Review Summary: The auditory equivalent of dressing in your finest clothes, only to forget to iron and polish them.
Korean starlet IU has rapidly come a long way from being South Korea’s Little Sister (an informality bestowed upon those in the country that are well-known, and generally sweet and lovely). 2013’s Modern Times
and now Palette
are hardly departures from innocence in the same way as a certain Miss Cyrus (other tearaways are also available); still, they follow a trend towards maturity distanced from cutesy teeny pop, through Modern Times
’ swing and bossa-nova to her newest, an exploration of contemporary R&B and delicate ballads. Frustratingly, it doesn’t feel wholly natural yet.
Opener ‘dlwlrma’ suffices as a bridging point between Modern Times
wonderfully, the former's swing influences proving to be the dominating characteristic. From here though, certainly until ‘Full Stop,’ IU embraces her new R&B focus wholeheartedly. The cool downtempo of the title track is irresistibly catchy, while imbued with an urbaneness unthinkable from her earlier works; downtempo is replaced for smoother jazz notes in ‘Can’t Love You Anymore’ (benefitting further from OHHYUK’s soulful contribution), yet its effect is largely the same. ‘Jam Jam’ is subject to some irritating vocals, but its house-y synth section bounces along with such conviction that, ultimately, one still finds themselves dancing away by its conclusion.

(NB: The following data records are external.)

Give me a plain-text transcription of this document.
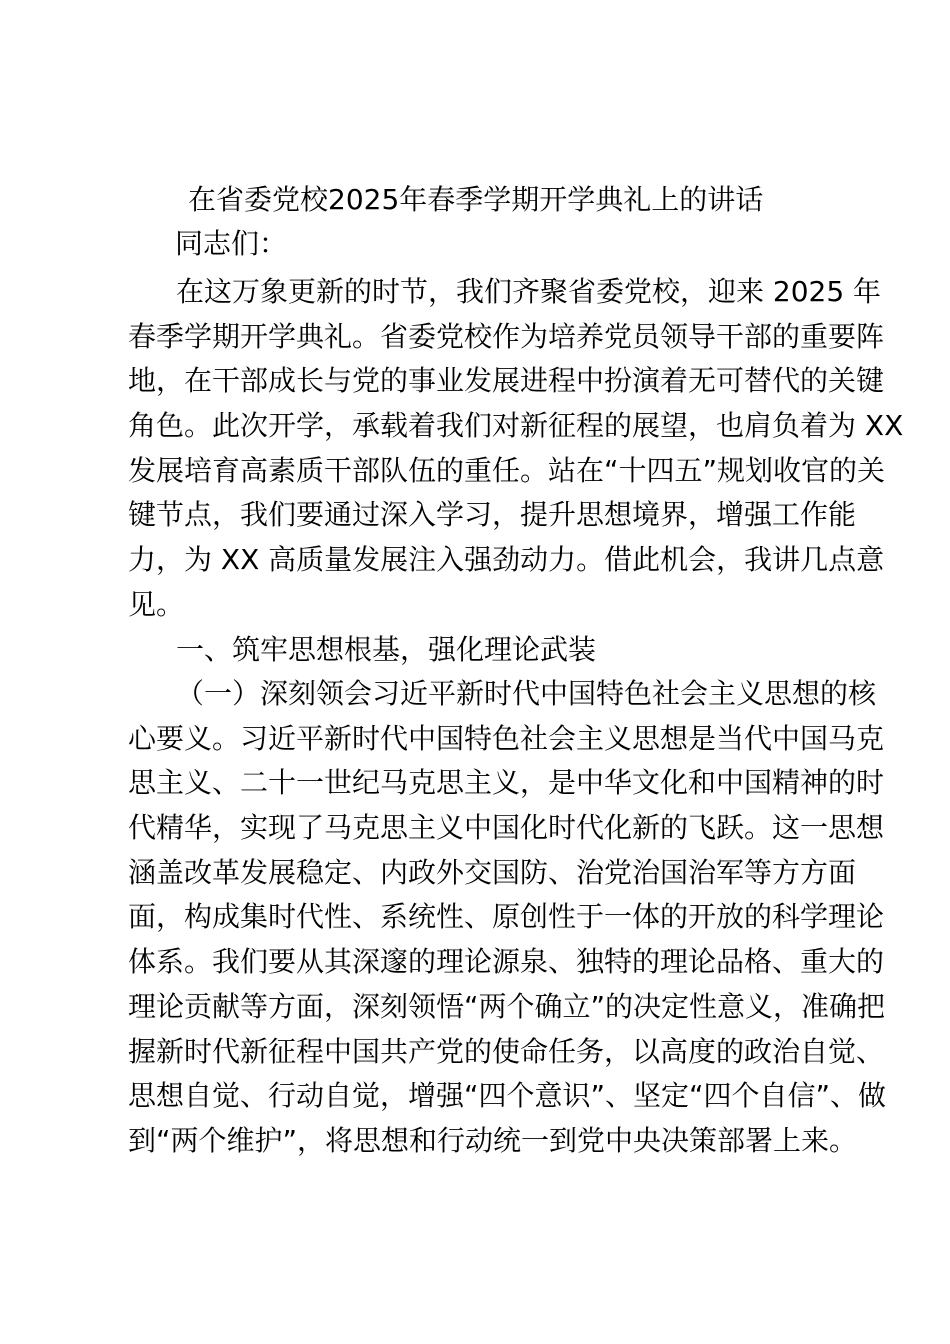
在省委党校2025年春季学期开学典礼上的讲话
同志们：
在这万象更新的时节，我们齐聚省委党校，迎来 2025 年
春季学期开学典礼。省委党校作为培养党员领导干部的重要阵
地，在干部成长与党的事业发展进程中扮演着无可替代的关键
角色。此次开学，承载着我们对新征程的展望，也肩负着为 XX
发展培育高素质干部队伍的重任。站在“十四五”规划收官的关
键节点，我们要通过深入学习，提升思想境界，增强工作能
力，为 XX 高质量发展注入强劲动力。借此机会，我讲几点意
见。
一、筑牢思想根基，强化理论武装
（一）深刻领会习近平新时代中国特色社会主义思想的核
心要义。习近平新时代中国特色社会主义思想是当代中国马克
思主义、二十一世纪马克思主义，是中华文化和中国精神的时
代精华，实现了马克思主义中国化时代化新的飞跃。这一思想
涵盖改革发展稳定、内政外交国防、治党治国治军等方方面
面，构成集时代性、系统性、原创性于一体的开放的科学理论
体系。我们要从其深邃的理论源泉、独特的理论品格、重大的
理论贡献等方面，深刻领悟“两个确立”的决定性意义，准确把
握新时代新征程中国共产党的使命任务，以高度的政治自觉、
思想自觉、行动自觉，增强“四个意识”、坚定“四个自信”、做
到“两个维护”，将思想和行动统一到党中央决策部署上来。
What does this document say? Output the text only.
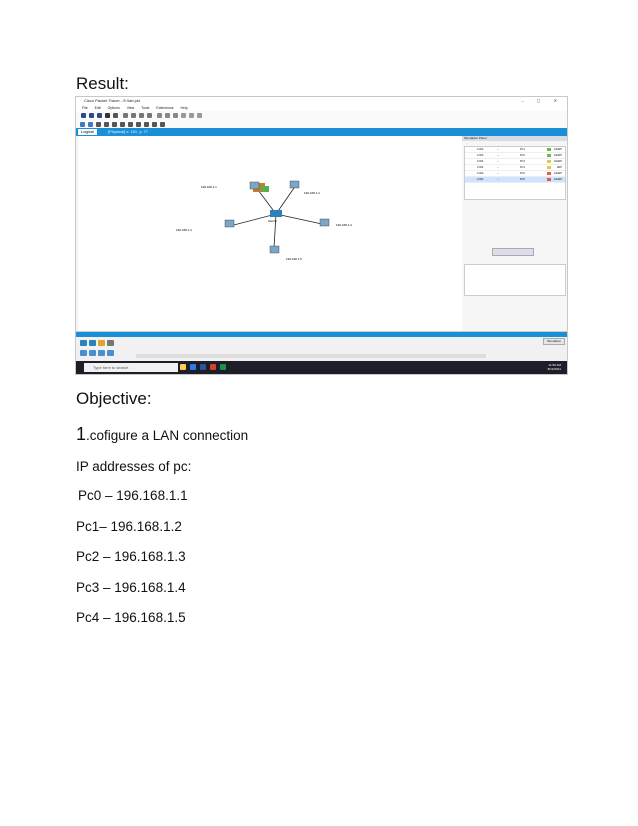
Result:
Cisco Packet Tracer - E:\lab.pkt	– ▢ ✕
File Edit Options View Tools Extensions Help
Logical	[Physical] x: 161, y: 77
196.168.1.1
196.168.1.2
196.168.1.3
196.168.1.4
196.168.1.5
Switch0
Simulation Panel
0.000	--	PC1	EIGRP
0.000	--	PC2	EIGRP
0.000	--	PC3	EIGRP
0.000	--	PC4	ARP
0.000	--	PC0	EIGRP
0.000	--	PC0	EIGRP
Simulation
Type here to search	11:59 AM
8/13/2021
Objective:
1.cofigure a LAN connection
IP addresses of pc:
Pc0 – 196.168.1.1
Pc1– 196.168.1.2
Pc2 – 196.168.1.3
Pc3 – 196.168.1.4
Pc4 – 196.168.1.5
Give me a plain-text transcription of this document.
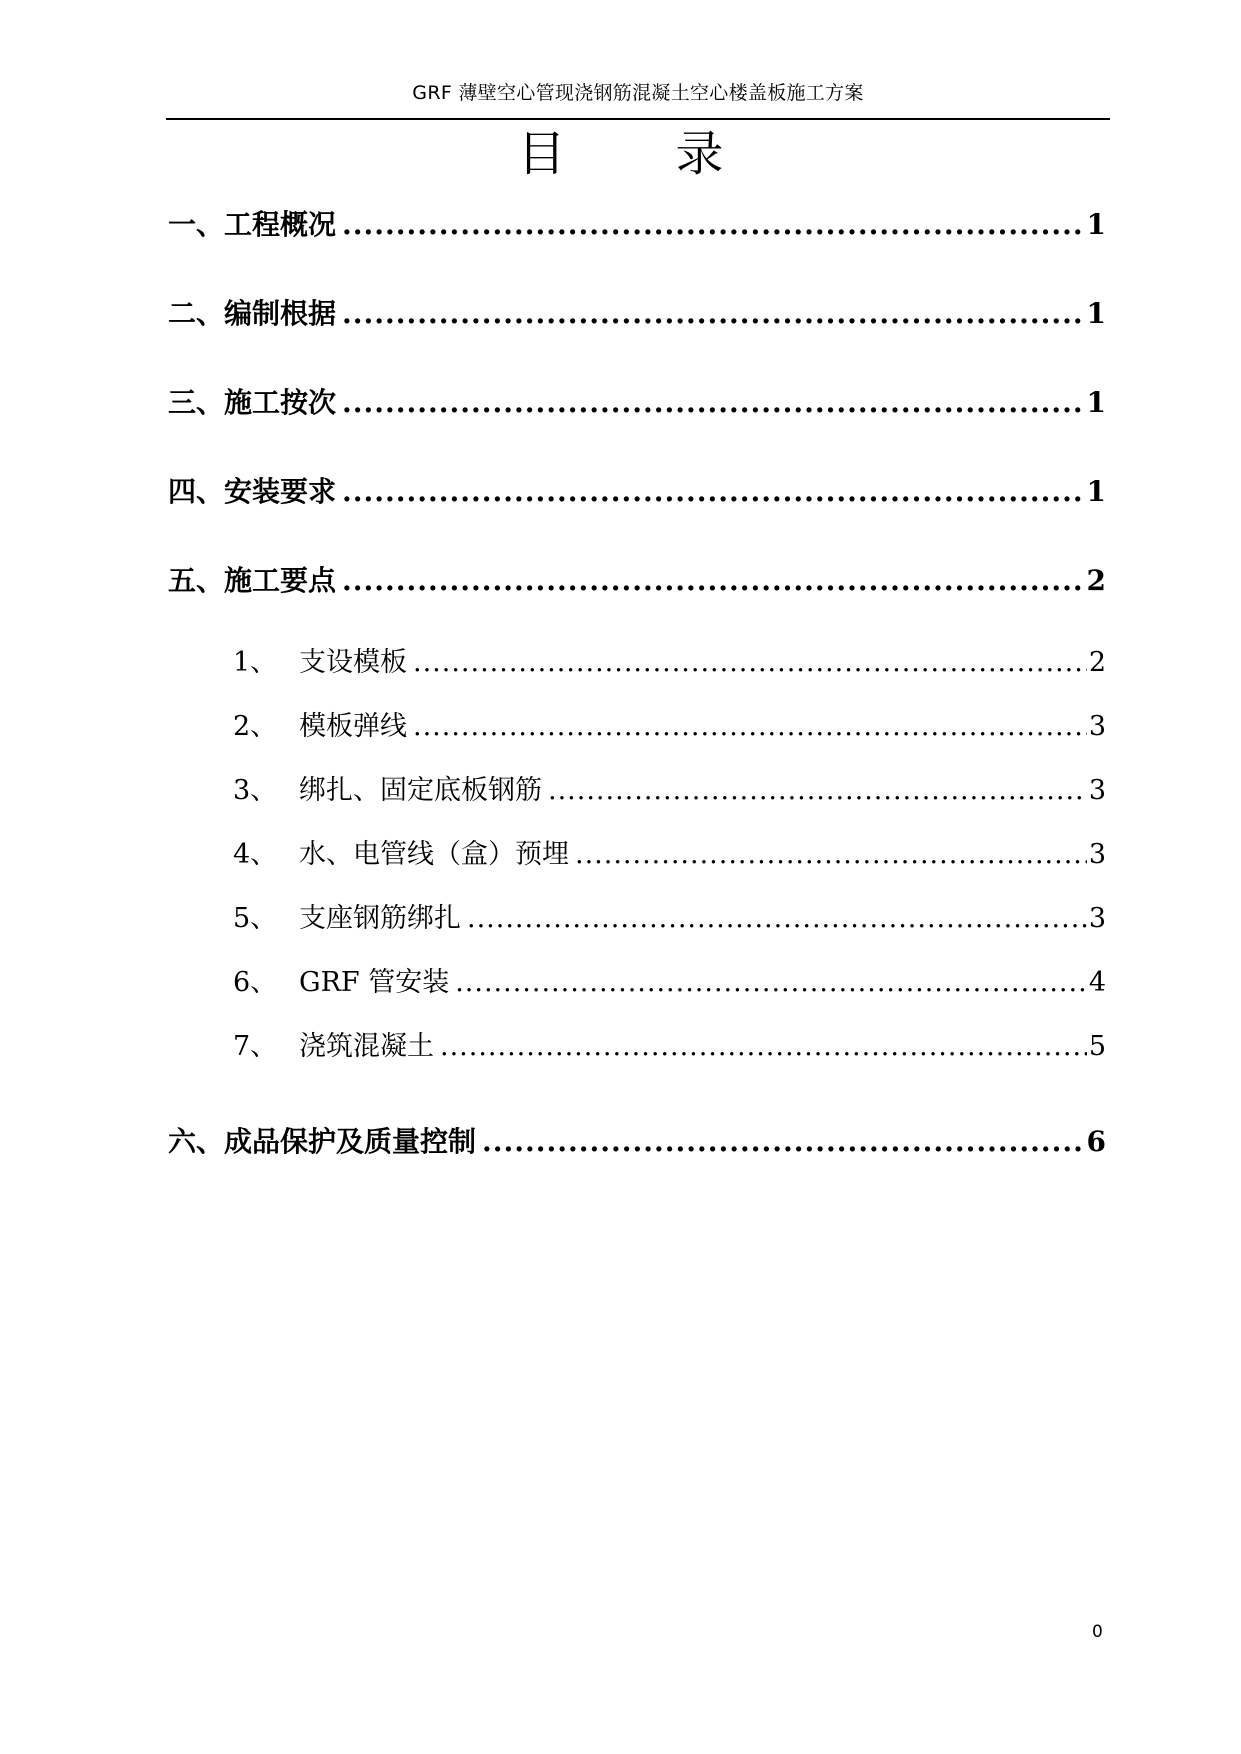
GRF 薄壁空心管现浇钢筋混凝土空心楼盖板施工方案
目 录
一、工程概况 .....	1
二、编制根据 .....	1
三、施工按次 .....	1
四、安装要求 .....	1
五、施工要点 .....	2
1、 支设模板 .....	2
2、 模板弹线 .....	3
3、 绑扎、固定底板钢筋 .....	3
4、 水、电管线（盒）预埋 .....	3
5、 支座钢筋绑扎 .....	3
6、 GRF 管安装 .....	4
7、 浇筑混凝土 .....	5
六、成品保护及质量控制 .....	6
0
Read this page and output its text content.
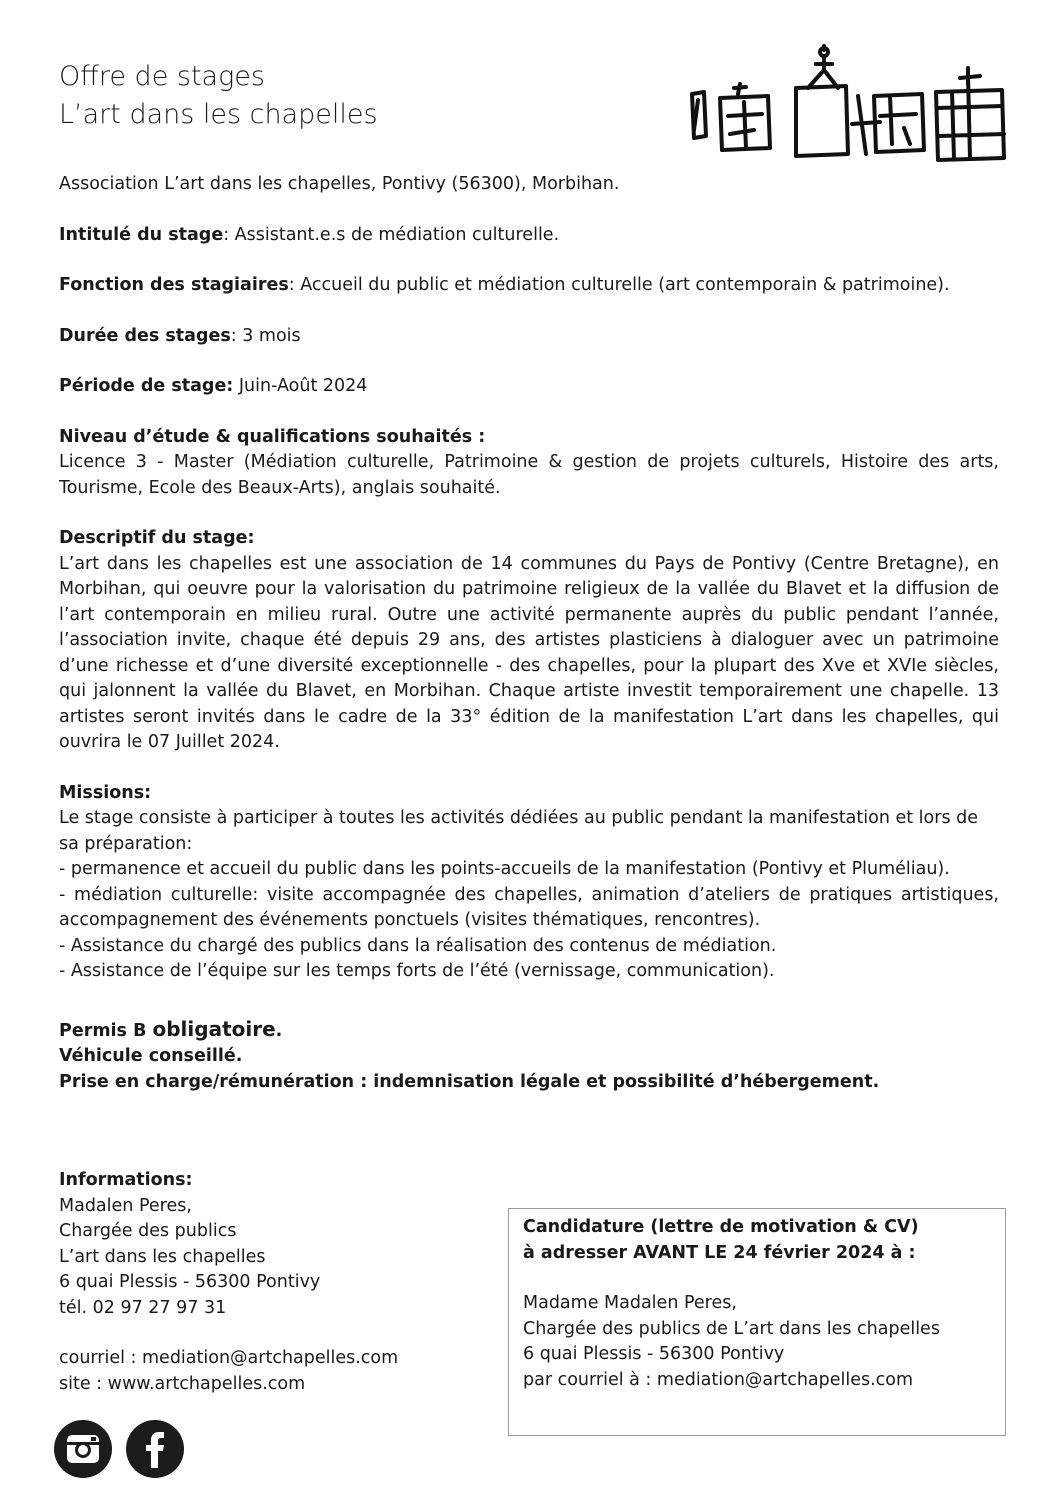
Offre de stages
L’art dans les chapelles

Association L’art dans les chapelles, Pontivy (56300), Morbihan.

Intitulé du stage: Assistant.e.s de médiation culturelle.

Fonction des stagiaires: Accueil du public et médiation culturelle (art contemporain & patrimoine).

Durée des stages: 3 mois

Période de stage: Juin-Août 2024

Niveau d’étude & qualifications souhaités :

Licence 3 - Master (Médiation culturelle, Patrimoine & gestion de projets culturels, Histoire des arts, Tourisme, Ecole des Beaux-Arts), anglais souhaité.

Descriptif du stage:

L’art dans les chapelles est une association de 14 communes du Pays de Pontivy (Centre Bretagne), en Morbihan, qui oeuvre pour la valorisation du patrimoine religieux de la vallée du Blavet et la diffusion de l’art contemporain en milieu rural. Outre une activité permanente auprès du public pendant l’année, l’association invite, chaque été depuis 29 ans, des artistes plasticiens à dialoguer avec un patrimoine d’une richesse et d’une diversité exceptionnelle - des chapelles, pour la plupart des Xve et XVIe siècles, qui jalonnent la vallée du Blavet, en Morbihan. Chaque artiste investit temporairement une chapelle. 13 artistes seront invités dans le cadre de la 33° édition de la manifestation L’art dans les chapelles, qui ouvrira le 07 Juillet 2024.

Missions:

Le stage consiste à participer à toutes les activités dédiées au public pendant la manifestation et lors de sa préparation:

- permanence et accueil du public dans les points-accueils de la manifestation (Pontivy et Pluméliau).

- médiation culturelle: visite accompagnée des chapelles, animation d’ateliers de pratiques artistiques, accompagnement des événements ponctuels (visites thématiques, rencontres).

- Assistance du chargé des publics dans la réalisation des contenus de médiation.

- Assistance de l’équipe sur les temps forts de l’été (vernissage, communication).

Permis B obligatoire.

Véhicule conseillé.

Prise en charge/rémunération : indemnisation légale et possibilité d’hébergement.

Informations:

Madalen Peres,

Chargée des publics

L’art dans les chapelles

6 quai Plessis - 56300 Pontivy

tél. 02 97 27 97 31

courriel : mediation@artchapelles.com

site : www.artchapelles.com

Candidature (lettre de motivation & CV)

à adresser AVANT LE 24 février 2024 à :

Madame Madalen Peres,

Chargée des publics de L’art dans les chapelles

6 quai Plessis - 56300 Pontivy

par courriel à : mediation@artchapelles.com
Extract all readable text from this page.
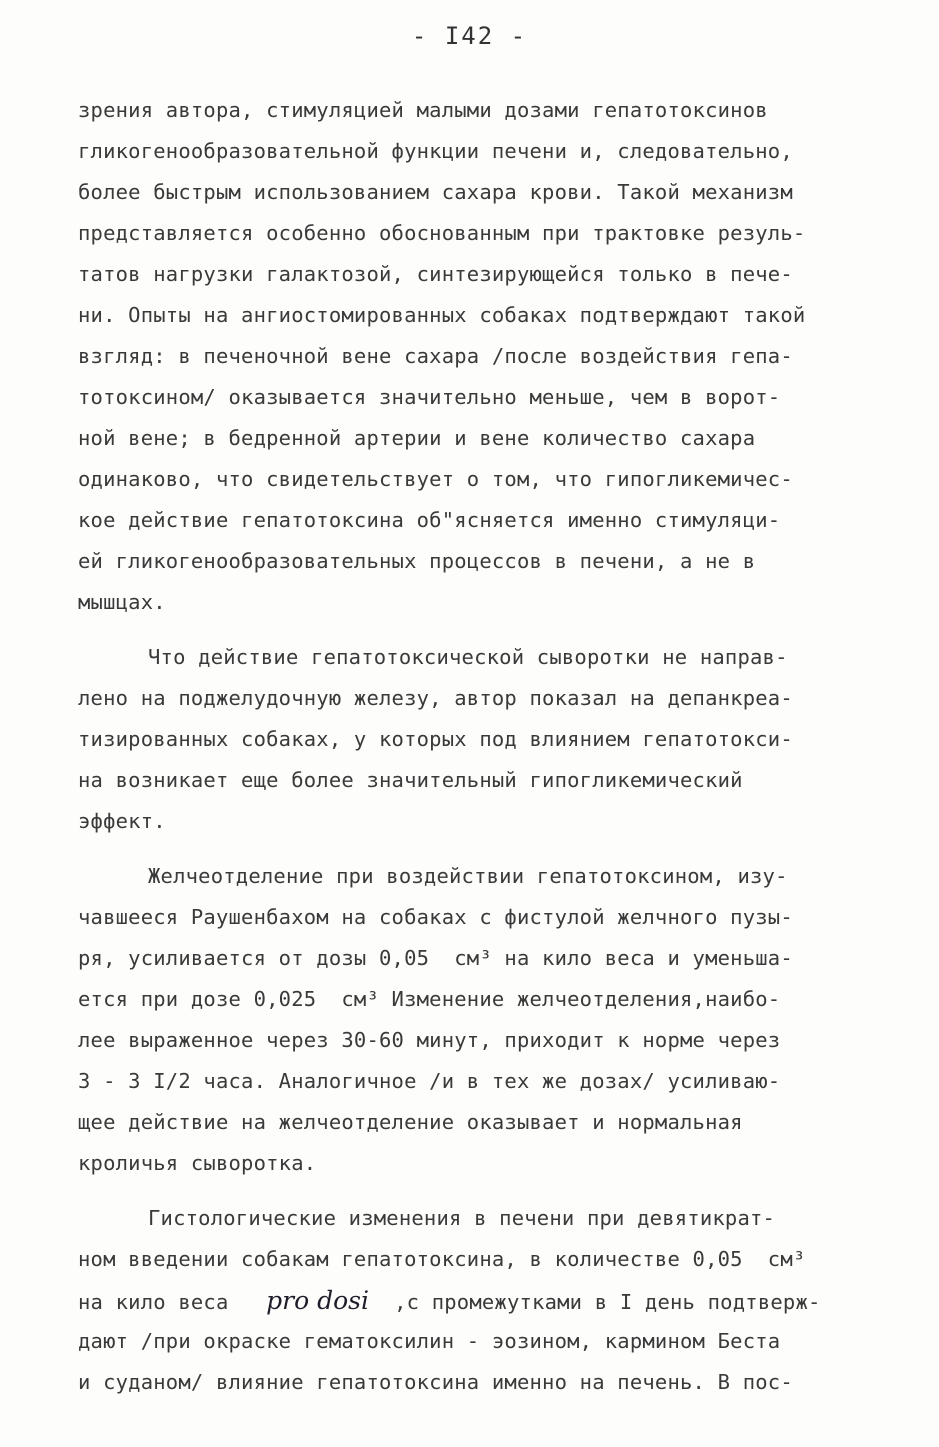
- I42 -
зрения автора, стимуляцией малыми дозами гепатотоксинов
гликогенообразовательной функции печени и, следовательно,
более быстрым использованием сахара крови. Такой механизм
представляется особенно обоснованным при трактовке резуль-
татов нагрузки галактозой, синтезирующейся только в пече-
ни. Опыты на ангиостомированных собаках подтверждают такой
взгляд: в печеночной вене сахара /после воздействия гепа-
тотоксином/ оказывается значительно меньше, чем в ворот-
ной вене; в бедренной артерии и вене количество сахара
одинаково, что свидетельствует о том, что гипогликемичес-
кое действие гепатотоксина об"ясняется именно стимуляци-
ей гликогенообразовательных процессов в печени, а не в
мышцах.
Что действие гепатотоксической сыворотки не направ-
лено на поджелудочную железу, автор показал на депанкреа-
тизированных собаках, у которых под влиянием гепатотокси-
на возникает еще более значительный гипогликемический
эффект.
Желчеотделение при воздействии гепатотоксином, изу-
чавшееся Раушенбахом на собаках с фистулой желчного пузы-
ря, усиливается от дозы 0,05  см³ на кило веса и уменьша-
ется при дозе 0,025  см³ Изменение желчеотделения,наибо-
лее выраженное через 30-60 минут, приходит к норме через
3 - 3 I/2 часа. Аналогичное /и в тех же дозах/ усиливаю-
щее действие на желчеотделение оказывает и нормальная
кроличья сыворотка.
Гистологические изменения в печени при девятикрат-
ном введении собакам гепатотоксина, в количестве 0,05  см³
на кило веса pro dosi ,с промежутками в I день подтверж-
дают /при окраске гематоксилин - эозином, кармином Беста
и суданом/ влияние гепатотоксина именно на печень. В пос-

It’s unfortunate that Palette
’s greatest weakness should be something as simple as its structure, especially considering the ‘offending tracks’ are all beautifully executed when individually assessed. It should never have been the case, but its ballad-loaded rear means it really works better when listening on shuffle. Piano-led ‘Full Stop’ actually comes as a welcome change of pace, her jazzy lilt complementing its movie-credits juxtaposition of peace and grandeur particularly well. The problem is, Palette
never picks itself up again; while acoustic ‘Through the Night’ is a gorgeous bittersweet piece, and ‘Love Alone’ is practically auditory gossamer, the modern energy of its first half feels decidedly absent, as though asphyxiated. Spread more generously throughout, rather than lumped at the end, its ballads may have made Palette
an extraordinarily good pop album. To be fair, it is – just not in the order in which IU presents it. Listen to it once, and then arrange it to your own liking; it's the spit and polish this album deserves.